The approaching holidays could be something you’re dreading if you are newly separated or divorced. Struggling with a “new normal” is difficult enough without having to tackle holidays like Thanksgiving, Christmas, Hanukkah, and New Year’s Eve and the attached memories these holidays bring. However, holidays happen whether we’re ready or not, so the best way you can deal with them is to develop new coping strategies:
Be positive. Remember the joyful anticipation you had as a child when the holidays were approaching? Try to recapture some of that joy by resolving to maintain a positive attitude, both for yourself and your children.
Begin planning now. If you have finalized your divorce, your divorce decree probably already spells out the details of where the children will be spending each holiday. But that’s not the end of the story. You can avoid undue stress by planning ahead and being flexible. For example, if your children will be with your ex on Christmas Day, plan a fun celebration with them the day before or the day after. Work together with your ex to schedule a time during the holiday itself when you can talk or video chat with your kids without disrupting their time with the other parent. Then plan something you can look forward to on the 25th for yourself — celebrating with other family members or friends, or simply treating yourself to activities that make you happy.
Change things up. Even if you are alone for a holiday, you don’t have to be lonely. Instead of indulging in thoughts of the past, take this as an opportunity to celebrate the way you choose by doing something you’ve always wanted to do.
Develop new traditions. No matter where you are in your divorce journey, it can be difficult to say goodbye to past traditions and start making new ones.

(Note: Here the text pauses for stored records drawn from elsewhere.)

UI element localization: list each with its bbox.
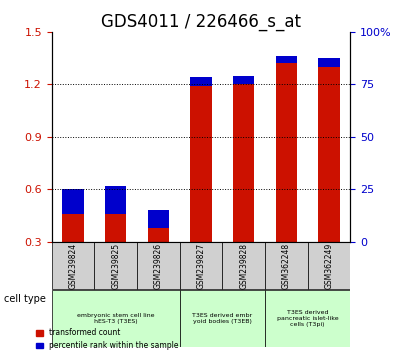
- Bar: [105, 214, 127, 242]
- Text: T3ES derived embr
yoid bodies (T3EB): T3ES derived embr yoid bodies (T3EB): [192, 313, 252, 324]
- Bar: [233, 76, 254, 84]
- FancyBboxPatch shape: [52, 242, 94, 289]
- Text: embryonic stem cell line
hES-T3 (T3ES): embryonic stem cell line hES-T3 (T3ES): [77, 313, 154, 324]
- FancyBboxPatch shape: [94, 242, 137, 289]
- Text: GSM239824: GSM239824: [68, 242, 78, 289]
- Bar: [318, 67, 339, 242]
- Bar: [318, 58, 339, 67]
- Bar: [62, 214, 84, 242]
- FancyBboxPatch shape: [179, 242, 222, 289]
- FancyBboxPatch shape: [52, 290, 179, 347]
- Bar: [148, 228, 169, 242]
- Bar: [233, 84, 254, 242]
- Text: GSM362249: GSM362249: [324, 242, 334, 289]
- Bar: [190, 86, 212, 242]
- FancyBboxPatch shape: [222, 242, 265, 289]
- Bar: [62, 189, 84, 214]
- Text: cell type: cell type: [4, 294, 46, 304]
- FancyBboxPatch shape: [265, 290, 350, 347]
- FancyBboxPatch shape: [265, 242, 308, 289]
- Text: GSM362248: GSM362248: [282, 242, 291, 289]
- Text: GSM239825: GSM239825: [111, 242, 120, 289]
- Bar: [148, 210, 169, 228]
- Text: GSM239828: GSM239828: [239, 242, 248, 289]
- Bar: [275, 56, 297, 63]
- Legend: transformed count, percentile rank within the sample: transformed count, percentile rank withi…: [36, 329, 179, 350]
- FancyBboxPatch shape: [137, 242, 179, 289]
- Text: GSM239826: GSM239826: [154, 242, 163, 289]
- Text: GSM239827: GSM239827: [197, 242, 205, 289]
- Text: T3ES derived
pancreatic islet-like
cells (T3pi): T3ES derived pancreatic islet-like cells…: [277, 310, 338, 327]
- FancyBboxPatch shape: [179, 290, 265, 347]
- Bar: [105, 186, 127, 214]
- Bar: [275, 63, 297, 242]
- Title: GDS4011 / 226466_s_at: GDS4011 / 226466_s_at: [101, 13, 301, 30]
- FancyBboxPatch shape: [308, 242, 350, 289]
- Bar: [190, 78, 212, 86]
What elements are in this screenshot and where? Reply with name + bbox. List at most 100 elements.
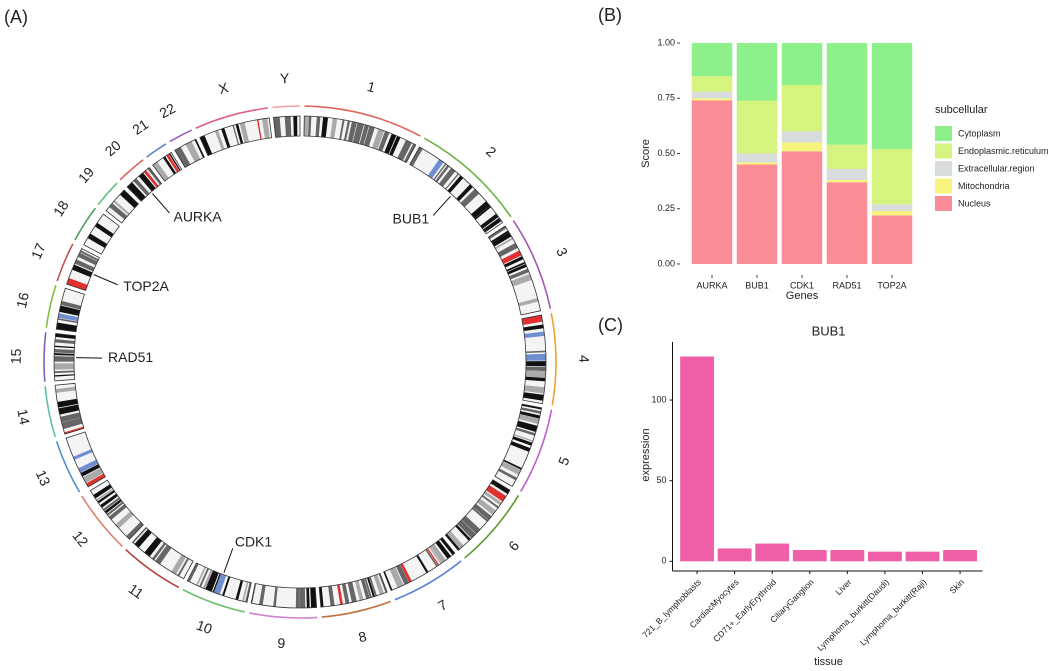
chromosome-band xyxy=(147,167,162,185)
legend-swatch xyxy=(935,126,952,141)
chromosome-label: 3 xyxy=(553,245,571,259)
chromosome-band xyxy=(525,350,546,353)
chromosome-band xyxy=(525,370,546,378)
chromosome-band xyxy=(72,264,93,278)
chromosome-band xyxy=(433,163,447,181)
chromosome-label: 11 xyxy=(126,580,147,602)
chromosome-label: Y xyxy=(280,70,291,87)
legend-label: Cytoplasm xyxy=(958,128,1001,138)
chromosome-band xyxy=(54,370,75,374)
chromosome-band xyxy=(104,499,122,514)
chromosome-band xyxy=(171,554,187,575)
chromosome-band xyxy=(521,314,543,325)
chromosome-band xyxy=(284,116,292,137)
chromosome-band xyxy=(196,566,206,586)
chromosome-band xyxy=(166,154,180,173)
chromosome-band xyxy=(523,324,544,331)
chromosome-band xyxy=(494,237,514,250)
chromosome-band xyxy=(509,268,530,280)
chromosome-band xyxy=(100,493,118,508)
chromosome-band xyxy=(518,297,539,307)
chromosome-band xyxy=(501,250,522,264)
chromosome-band xyxy=(94,222,114,238)
chromosome-band xyxy=(426,548,440,566)
chromosome-band xyxy=(343,120,351,141)
chromosome-label: 10 xyxy=(194,617,214,637)
chromosome-band xyxy=(471,201,490,219)
chromosome-band xyxy=(525,353,546,361)
x-tick-label: CDK1 xyxy=(790,280,814,290)
gene-label: RAD51 xyxy=(108,349,153,365)
x-tick-label: CD71+_EarlyErythroid xyxy=(711,577,778,644)
chromosome-outline xyxy=(303,115,417,164)
chromosome-band xyxy=(430,543,446,563)
chromosome-label: 20 xyxy=(102,137,124,159)
chromosome-label: 15 xyxy=(8,348,24,364)
chromosome-band xyxy=(109,203,128,220)
chromosome-band xyxy=(57,318,78,324)
chromosome-band xyxy=(64,426,84,435)
chromosome-band xyxy=(523,392,544,401)
y-tick-label: 0.00 xyxy=(657,258,675,268)
panel-label: (A) xyxy=(4,7,28,27)
x-tick-label: Lymphoma_burkitt(Raji) xyxy=(858,577,929,648)
bar-segment xyxy=(691,76,733,92)
bar-segment xyxy=(781,85,823,132)
chromosome-band xyxy=(524,385,545,394)
chromosome-arc xyxy=(512,220,552,309)
bar-segment xyxy=(736,162,778,165)
chromosome-label: X xyxy=(217,79,231,97)
chromosome-band xyxy=(515,427,536,436)
chromosome-label: 16 xyxy=(13,291,32,310)
chromosome-band xyxy=(425,549,438,567)
x-tick-label: BUB1 xyxy=(745,280,769,290)
chromosome-band xyxy=(133,178,150,196)
bar-segment xyxy=(826,43,868,145)
chromosome-band xyxy=(168,153,181,171)
chromosome-band xyxy=(389,135,401,156)
chromosome-label: 4 xyxy=(576,355,592,363)
y-tick-label: 0.75 xyxy=(657,93,675,103)
chromosome-outline xyxy=(83,213,120,255)
chromosome-band xyxy=(474,205,492,220)
chromosome-outline xyxy=(53,332,76,382)
chromosome-band xyxy=(202,569,213,590)
chromosome-band xyxy=(213,573,227,595)
chromosome-band xyxy=(384,133,397,155)
chromosome-band xyxy=(460,188,480,208)
x-axis-title: Genes xyxy=(786,290,819,302)
gene-label: TOP2A xyxy=(123,278,169,294)
chromosome-band xyxy=(73,449,93,460)
chromosome-band xyxy=(480,213,499,229)
chromosome-band xyxy=(447,175,464,193)
chromosome-band xyxy=(471,507,489,522)
chromosome-band xyxy=(58,404,80,415)
chromosome-band xyxy=(60,300,82,310)
chromosome-band xyxy=(242,581,249,602)
chromosome-arc xyxy=(550,312,557,406)
chromosome-band xyxy=(396,564,409,585)
chromosome-band xyxy=(187,562,199,582)
bar-segment xyxy=(691,91,733,99)
chromosome-band xyxy=(360,578,370,599)
chromosome-band xyxy=(389,566,404,588)
chromosome-band xyxy=(239,122,250,143)
chromosome-band xyxy=(134,529,152,548)
chromosome-band xyxy=(518,414,540,425)
chromosome-band xyxy=(54,339,75,345)
chromosome-outline xyxy=(55,287,85,333)
bar-segment xyxy=(871,149,913,205)
chromosome-outline xyxy=(318,572,388,608)
chromosome-band xyxy=(86,473,106,487)
chromosome-band xyxy=(310,587,317,608)
panel-label: (C) xyxy=(598,315,623,335)
chromosome-band xyxy=(503,459,522,470)
chromosome-band xyxy=(144,537,162,557)
chromosome-band xyxy=(330,118,338,139)
gene-pointer xyxy=(223,548,234,573)
chromosome-band xyxy=(525,361,546,367)
bar-segment xyxy=(781,43,823,86)
chromosome-arc xyxy=(182,588,245,613)
y-axis-title: Score xyxy=(640,139,652,168)
chromosome-band xyxy=(97,490,116,504)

But it can be done, and may even turn out better than you ever thought it would. For example, if you’ve had to compromise on the traditions you grew up with to make room for your ex’s holiday rituals, now you don’t have to! Children are fascinated by their parents’ histories, so try developing new traditions around how you celebrated growing up. If you’ll be without your children, host a gathering of similarly situated friends or family members.
As with many things in life, your attitude will dictate whether you enjoy or dread the upcoming holiday season. With a little imagination and a willingness to change, you can look forward to new ways to celebrate your new life.